Le PWM repose sur une logique de carrière. Contrairement au SMIC français, qui garantit un seuil de revenu universel, ce modèle organise les salaires par secteurs et qualifications, avec des grilles qui évoluent en fonction de l’expérience et des compétences. Instauré en 2014 dans le secteur du nettoyage, il est désormais appliqué à neuf secteurs et professions clés, dont la sécurité, la vente au détail, la restauration, la gestion des déchets ou encore le transport.

Ce système est le fruit d’une négociation tripartite entre le gouvernement, les syndicats et les employeurs. Il impose des salaires de base minimaux à travers des grilles obligatoires, mais uniquement dans les secteurs couverts.
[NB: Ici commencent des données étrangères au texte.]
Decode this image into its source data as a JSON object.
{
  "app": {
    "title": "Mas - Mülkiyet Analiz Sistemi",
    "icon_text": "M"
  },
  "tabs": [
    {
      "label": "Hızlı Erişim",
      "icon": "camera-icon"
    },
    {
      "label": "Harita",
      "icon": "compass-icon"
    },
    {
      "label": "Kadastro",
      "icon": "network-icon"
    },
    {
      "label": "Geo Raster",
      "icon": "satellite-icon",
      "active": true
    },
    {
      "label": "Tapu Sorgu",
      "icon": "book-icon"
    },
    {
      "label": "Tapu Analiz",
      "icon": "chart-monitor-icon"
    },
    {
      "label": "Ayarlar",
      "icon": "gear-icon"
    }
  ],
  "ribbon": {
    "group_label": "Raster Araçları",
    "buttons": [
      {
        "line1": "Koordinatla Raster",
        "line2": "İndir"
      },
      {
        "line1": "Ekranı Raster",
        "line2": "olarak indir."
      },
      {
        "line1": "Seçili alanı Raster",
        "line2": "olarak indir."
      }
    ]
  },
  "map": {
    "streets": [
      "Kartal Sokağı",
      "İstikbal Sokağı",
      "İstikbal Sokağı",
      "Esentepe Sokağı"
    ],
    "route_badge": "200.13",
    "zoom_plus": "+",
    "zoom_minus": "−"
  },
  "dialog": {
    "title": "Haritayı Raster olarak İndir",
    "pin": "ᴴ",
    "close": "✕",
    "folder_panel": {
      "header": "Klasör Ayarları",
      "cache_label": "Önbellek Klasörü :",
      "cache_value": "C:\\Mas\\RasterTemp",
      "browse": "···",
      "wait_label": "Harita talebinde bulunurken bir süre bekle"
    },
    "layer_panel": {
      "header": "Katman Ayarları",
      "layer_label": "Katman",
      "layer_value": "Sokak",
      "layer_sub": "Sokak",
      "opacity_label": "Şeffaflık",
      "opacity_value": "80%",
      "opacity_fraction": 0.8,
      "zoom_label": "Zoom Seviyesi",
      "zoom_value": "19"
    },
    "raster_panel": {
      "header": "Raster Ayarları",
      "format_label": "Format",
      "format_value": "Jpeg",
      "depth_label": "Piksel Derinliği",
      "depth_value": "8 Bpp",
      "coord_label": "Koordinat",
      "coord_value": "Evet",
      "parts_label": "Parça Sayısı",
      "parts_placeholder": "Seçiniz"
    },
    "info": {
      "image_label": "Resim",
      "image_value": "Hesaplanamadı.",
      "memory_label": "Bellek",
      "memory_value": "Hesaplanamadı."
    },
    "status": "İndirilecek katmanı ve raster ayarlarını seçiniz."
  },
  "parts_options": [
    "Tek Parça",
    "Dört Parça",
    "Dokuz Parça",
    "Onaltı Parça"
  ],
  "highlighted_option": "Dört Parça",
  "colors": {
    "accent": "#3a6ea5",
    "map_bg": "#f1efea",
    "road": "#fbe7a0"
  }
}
En 2025, les autorités estiment que près de 90 % des salariés à bas revenus à temps plein sont couverts par ces dispositifs réglementés.

Nettoyage, sécurité, retail : les salaires en 2025

Dans le secteur du nettoyage, les grilles officielles pour la période allant du 1er juillet 2025 au 30 juin 2026 fixent les salaires mensuels bruts (hors heures supplémentaires) comme suit :

  • Agent de nettoyage général : 1 910 SGD (~1 360 €)
  • Agent de voirie : 2 325 SGD (~1 655 €)
  • Opérateur multi-qualifié : 2 530 SGD (~1 800 €)
  • Superviseur : 2 700 SGD (~1 920 €)
  • Conducteur de camion : 2 830 SGD (~2 015 €)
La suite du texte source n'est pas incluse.